There were 685 upgrades to 408 downgrades in the first half of 2018-19, it said.
According to Crisil, the debt-weighted credit ratio was 1.20 in April to September, down from1.53 in the second half of 2017-18. Debt-weighted credit ratio refers to the ratio of upgrades to downgrades weighted by the quantity of debt.
“Both the credit ratio, and the debt-weighted credit ratio remain well above 1 on this basis, indicating a broad-based sustenance of credit quality,” Crisil said in a report on 1 October.
For the first time in five years, the credit ratio for investment-linked sectors was 2.15 times printed higher than the overall credit ratio. The improvement was in sectors such as steel, construction and industrial machinery which, besides buoyant commodity prices, benefited from the government’s infrastructure spending even as private investments lag. According to Crisil, the jump in the credit ratio was driven by investment-linked sectors while growth in GDP and the uptick in the Index of Industrial Production (IIP) were supportive. Also, the government’s spending on infrastructure, especially roads and affordable housing, boosted activity in investment-linked sectors.

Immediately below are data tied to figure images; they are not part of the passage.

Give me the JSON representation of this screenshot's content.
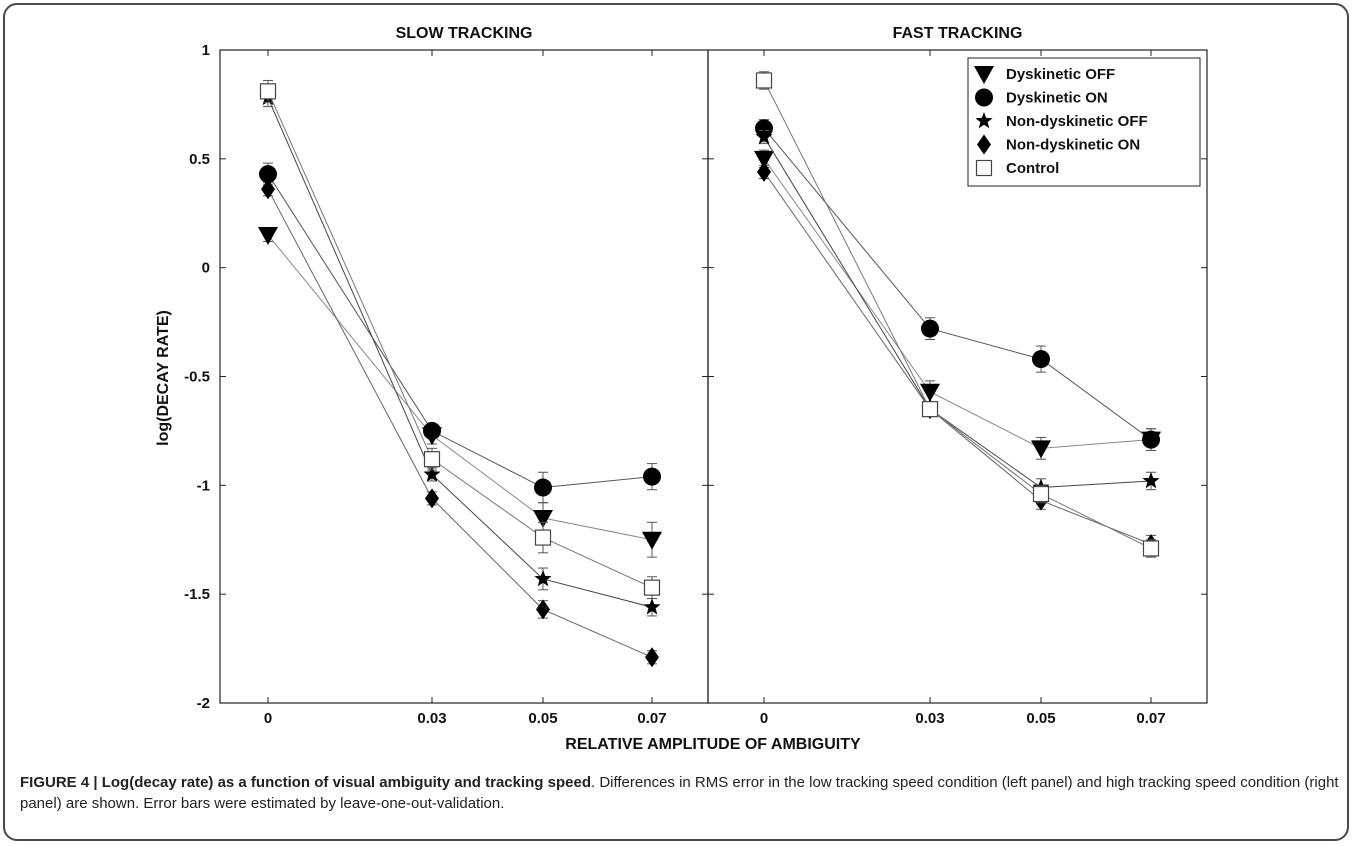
{
  "chart_data": {
    "type": "line",
    "x_ticks": [
      "0",
      "0.03",
      "0.05",
      "0.07"
    ],
    "ylabel": "log(DECAY RATE)",
    "xlabel": "RELATIVE AMPLITUDE OF AMBIGUITY",
    "ylim": [
      -2,
      1
    ],
    "y_ticks": [
      "1",
      "0.5",
      "0",
      "-0.5",
      "-1",
      "-1.5",
      "-2"
    ],
    "legend_position": "top-right",
    "grid": false,
    "panels": [
      {
        "title": "SLOW TRACKING",
        "series": [
          {
            "name": "Dyskinetic OFF",
            "marker": "triangle-down",
            "values": [
              0.15,
              -0.77,
              -1.15,
              -1.25
            ],
            "errors": [
              0.03,
              0.04,
              0.07,
              0.08
            ]
          },
          {
            "name": "Dyskinetic ON",
            "marker": "circle",
            "values": [
              0.43,
              -0.75,
              -1.01,
              -0.96
            ],
            "errors": [
              0.05,
              0.03,
              0.07,
              0.06
            ]
          },
          {
            "name": "Non-dyskinetic OFF",
            "marker": "star",
            "values": [
              0.78,
              -0.95,
              -1.43,
              -1.56
            ],
            "errors": [
              0.04,
              0.03,
              0.05,
              0.04
            ]
          },
          {
            "name": "Non-dyskinetic ON",
            "marker": "diamond",
            "values": [
              0.36,
              -1.06,
              -1.57,
              -1.79
            ],
            "errors": [
              0.03,
              0.03,
              0.04,
              0.03
            ]
          },
          {
            "name": "Control",
            "marker": "square-open",
            "values": [
              0.81,
              -0.88,
              -1.24,
              -1.47
            ],
            "errors": [
              0.05,
              0.05,
              0.07,
              0.05
            ]
          }
        ]
      },
      {
        "title": "FAST TRACKING",
        "series": [
          {
            "name": "Dyskinetic OFF",
            "marker": "triangle-down",
            "values": [
              0.5,
              -0.57,
              -0.83,
              -0.79
            ],
            "errors": [
              0.04,
              0.05,
              0.05,
              0.05
            ]
          },
          {
            "name": "Dyskinetic ON",
            "marker": "circle",
            "values": [
              0.64,
              -0.28,
              -0.42,
              -0.79
            ],
            "errors": [
              0.04,
              0.05,
              0.06,
              0.05
            ]
          },
          {
            "name": "Non-dyskinetic OFF",
            "marker": "star",
            "values": [
              0.6,
              -0.65,
              -1.01,
              -0.98
            ],
            "errors": [
              0.03,
              0.03,
              0.04,
              0.04
            ]
          },
          {
            "name": "Non-dyskinetic ON",
            "marker": "diamond",
            "values": [
              0.44,
              -0.65,
              -1.07,
              -1.27
            ],
            "errors": [
              0.03,
              0.03,
              0.04,
              0.04
            ]
          },
          {
            "name": "Control",
            "marker": "square-open",
            "values": [
              0.86,
              -0.65,
              -1.04,
              -1.29
            ],
            "errors": [
              0.04,
              0.03,
              0.04,
              0.04
            ]
          }
        ]
      }
    ]
  },
  "caption": {
    "label": "FIGURE 4 | Log(decay rate) as a function of visual ambiguity and tracking speed",
    "text": ". Differences in RMS error in the low tracking speed condition (left panel) and high tracking speed condition (right panel) are shown. Error bars were estimated by leave-one-out-validation."
  }
}
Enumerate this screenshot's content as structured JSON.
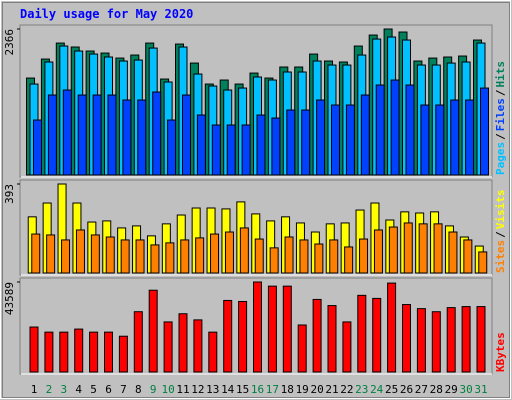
{
  "chart_data": [
    {
      "type": "bar",
      "title": "Daily usage for May 2020",
      "legend_separator": "/",
      "ylim": [
        0,
        2366
      ],
      "yticks": [
        2366
      ],
      "series": [
        {
          "name": "Pages",
          "color": "#00c0ff",
          "values": [
            1474,
            1831,
            2090,
            2009,
            1960,
            1912,
            1847,
            1863,
            2057,
            1507,
            2074,
            1636,
            1442,
            1377,
            1409,
            1588,
            1539,
            1669,
            1669,
            1847,
            1782,
            1782,
            1944,
            2203,
            2236,
            2187,
            1782,
            1782,
            1814,
            1831,
            2138
          ]
        },
        {
          "name": "Files",
          "color": "#0040ff",
          "values": [
            891,
            1296,
            1377,
            1296,
            1296,
            1296,
            1215,
            1215,
            1345,
            891,
            1296,
            972,
            810,
            810,
            810,
            972,
            923,
            1053,
            1053,
            1215,
            1134,
            1134,
            1296,
            1458,
            1539,
            1458,
            1134,
            1134,
            1215,
            1215,
            1409
          ]
        },
        {
          "name": "Hits",
          "color": "#00805c",
          "values": [
            1571,
            1879,
            2138,
            2074,
            2009,
            1976,
            1895,
            1944,
            2138,
            1555,
            2122,
            1814,
            1474,
            1539,
            1474,
            1652,
            1571,
            1750,
            1750,
            1960,
            1847,
            1831,
            2090,
            2268,
            2366,
            2317,
            1847,
            1895,
            1912,
            1928,
            2187
          ]
        }
      ]
    },
    {
      "type": "bar",
      "legend_separator": "/",
      "ylim": [
        0,
        393
      ],
      "yticks": [
        393
      ],
      "series": [
        {
          "name": "Sites",
          "color": "#ff8000",
          "values": [
            172,
            168,
            146,
            190,
            168,
            159,
            146,
            146,
            124,
            133,
            146,
            155,
            172,
            181,
            199,
            150,
            111,
            159,
            146,
            128,
            146,
            115,
            150,
            190,
            203,
            221,
            217,
            217,
            181,
            146,
            93
          ]
        },
        {
          "name": "Visits",
          "color": "#ffff00",
          "values": [
            248,
            309,
            393,
            309,
            225,
            230,
            199,
            208,
            164,
            217,
            256,
            287,
            287,
            283,
            314,
            261,
            230,
            248,
            221,
            181,
            217,
            221,
            278,
            309,
            234,
            270,
            265,
            270,
            208,
            159,
            119
          ]
        }
      ]
    },
    {
      "type": "bar",
      "ylim": [
        0,
        43589
      ],
      "yticks": [
        43589
      ],
      "categories": [
        "1",
        "2",
        "3",
        "4",
        "5",
        "6",
        "7",
        "8",
        "9",
        "10",
        "11",
        "12",
        "13",
        "14",
        "15",
        "16",
        "17",
        "18",
        "19",
        "20",
        "21",
        "22",
        "23",
        "24",
        "25",
        "26",
        "27",
        "28",
        "29",
        "30",
        "31"
      ],
      "category_colors": [
        "#000000",
        "#008040",
        "#008040",
        "#000000",
        "#000000",
        "#000000",
        "#000000",
        "#000000",
        "#008040",
        "#008040",
        "#000000",
        "#000000",
        "#000000",
        "#000000",
        "#000000",
        "#008040",
        "#008040",
        "#000000",
        "#000000",
        "#000000",
        "#000000",
        "#000000",
        "#008040",
        "#008040",
        "#000000",
        "#000000",
        "#000000",
        "#000000",
        "#000000",
        "#008040",
        "#008040"
      ],
      "series": [
        {
          "name": "KBytes",
          "color": "#ff0000",
          "values": [
            21780,
            19305,
            19305,
            20790,
            19305,
            19305,
            17325,
            29205,
            39600,
            24255,
            28215,
            25245,
            19305,
            34650,
            34155,
            43589,
            41580,
            41580,
            22770,
            35145,
            32175,
            24255,
            37125,
            35640,
            43065,
            32670,
            30690,
            29205,
            31185,
            31680,
            31680
          ]
        }
      ]
    }
  ]
}
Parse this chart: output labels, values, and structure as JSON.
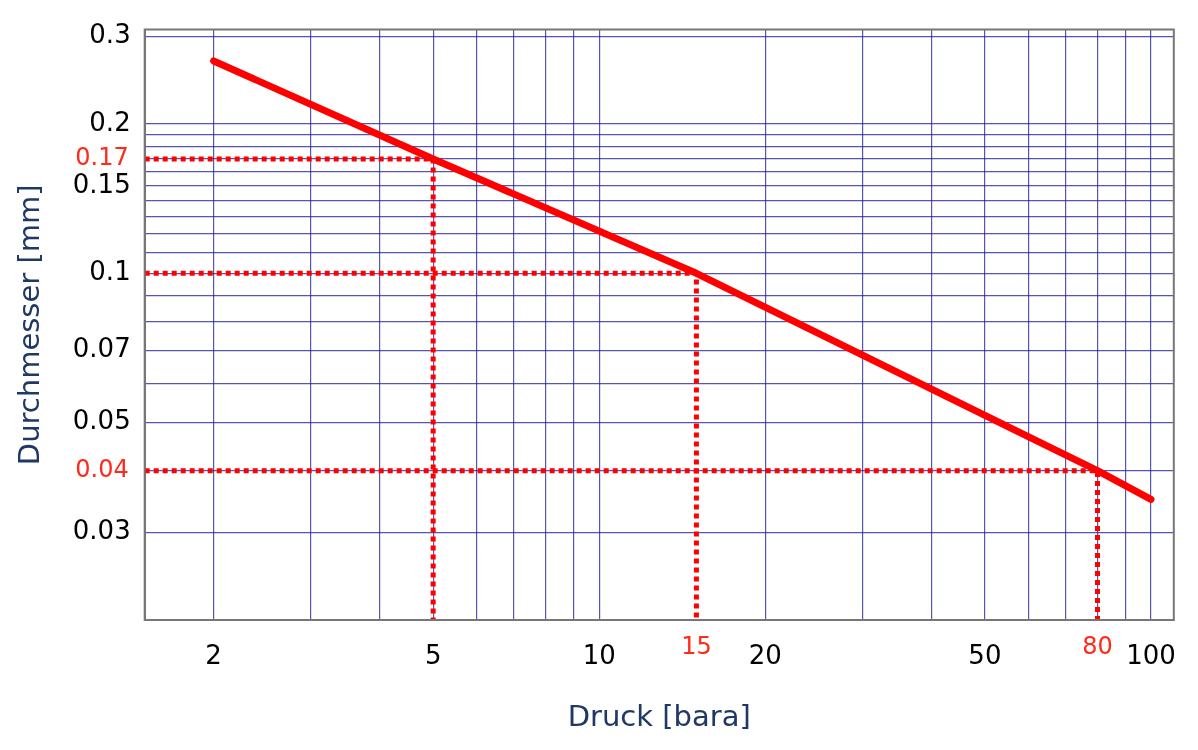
{
  "chart_data": {
    "type": "line",
    "xlabel": "Druck [bara]",
    "ylabel": "Durchmesser [mm]",
    "log": "xy",
    "grid": true,
    "legend": false,
    "marker": "none",
    "xlim": [
      1.5,
      110
    ],
    "ylim": [
      0.02,
      0.31
    ],
    "xticks": [
      2,
      {
        "value": 3,
        "label": null
      },
      {
        "value": 4,
        "label": null
      },
      5,
      {
        "value": 6,
        "label": null
      },
      {
        "value": 7,
        "label": null
      },
      {
        "value": 8,
        "label": null
      },
      {
        "value": 9,
        "label": null
      },
      10,
      20,
      {
        "value": 30,
        "label": null
      },
      {
        "value": 40,
        "label": null
      },
      50,
      {
        "value": 60,
        "label": null
      },
      {
        "value": 70,
        "label": null
      },
      {
        "value": 80,
        "label": null
      },
      {
        "value": 90,
        "label": null
      },
      100
    ],
    "yticks": [
      0.03,
      {
        "value": 0.04,
        "label": null
      },
      0.05,
      {
        "value": 0.06,
        "label": null
      },
      0.07,
      {
        "value": 0.08,
        "label": null
      },
      {
        "value": 0.09,
        "label": null
      },
      0.1,
      {
        "value": 0.11,
        "label": null
      },
      {
        "value": 0.12,
        "label": null
      },
      {
        "value": 0.13,
        "label": null
      },
      {
        "value": 0.14,
        "label": null
      },
      0.15,
      {
        "value": 0.16,
        "label": null
      },
      {
        "value": 0.17,
        "label": null
      },
      {
        "value": 0.18,
        "label": null
      },
      {
        "value": 0.19,
        "label": null
      },
      0.2,
      0.3
    ],
    "series": [
      {
        "type": "line",
        "color": "#ff0000",
        "line_style": "dotted",
        "x": [
          1.5,
          5,
          5
        ],
        "values": [
          0.17,
          0.17,
          0.02
        ]
      },
      {
        "type": "line",
        "color": "#ff0000",
        "line_style": "dotted",
        "x": [
          1.5,
          15,
          15
        ],
        "values": [
          0.1,
          0.1,
          0.02
        ]
      },
      {
        "type": "line",
        "color": "#ff0000",
        "line_style": "dotted",
        "x": [
          1.5,
          80,
          80
        ],
        "values": [
          0.04,
          0.04,
          0.02
        ]
      },
      {
        "type": "line",
        "color": "#ff0000",
        "line_style": "solid",
        "x": [
          2,
          5,
          15,
          80,
          100
        ],
        "values": [
          0.268,
          0.17,
          0.1,
          0.04,
          0.035
        ]
      }
    ],
    "annotations": [
      {
        "text": "0.17",
        "x": 1.5,
        "y": 0.17
      },
      {
        "text": "0.04",
        "x": 1.5,
        "y": 0.04
      },
      {
        "text": "15",
        "x": 15,
        "y": 0.02
      },
      {
        "text": "80",
        "x": 80,
        "y": 0.02
      }
    ]
  }
}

Meanwhile, Icra Ltd’s rating actions in first half of 2018-19 point to an increase in downward pressure on investment-grade entities. “This is reflected in the rating drift of investment-grade entities turning negative in the first half of 2018-19 for the first time since 2013-14, as well as the rise in the downgrade rate of investment-grade entities,” it said. The rating drift of investment-grade entities deteriorated to -5.1% (annualized) in the first half of 2018-19 (3.2% in 2017-18) against the past five-year average of 4.3%. Also, the downgrade rate of investment-grade entities rose to 8.3% (annualized) in the first half of 2018-19 (7.1% in 2017-18), a five-year high, according to Icra.
The default rate of Icra-assigned ratings dropped to 2.8% in the first half of 2018-19 from 3.4% in 2017-18 and against the past five-year average of 3.3%. “This apart, the large rating change rate too softened to 3.6% in the first half of 2018-19 from 4.1% in the previous year, highlighting the overall reduction in the severity of rating changes. What was also prominent in the first half of 2018-19 was the sharp increase in the total volume of debt upgraded by Icra,” it added.
However, Crisil is cautious that rising interest rates may be a mild damper for domestic consumption-linked sectors despite demand growth drivers remaining strong. It also said that ‘all is not well’ as corporate India faces a volatile rupee, rising interest rates and an increase in the risk of tariff disputes between major global economies turning into full-blown trade wars.
Crisil’s analysis of 2,500 firms in its portfolio that have foreign currency exposure shows that the impact of recent rupee volatility on profitability will be modest. The top 10 sectors with high foreign currency exposure, which include oil and gas, power, and telecom, will see their net profit margins eroding this financial year by up to 150 basis points.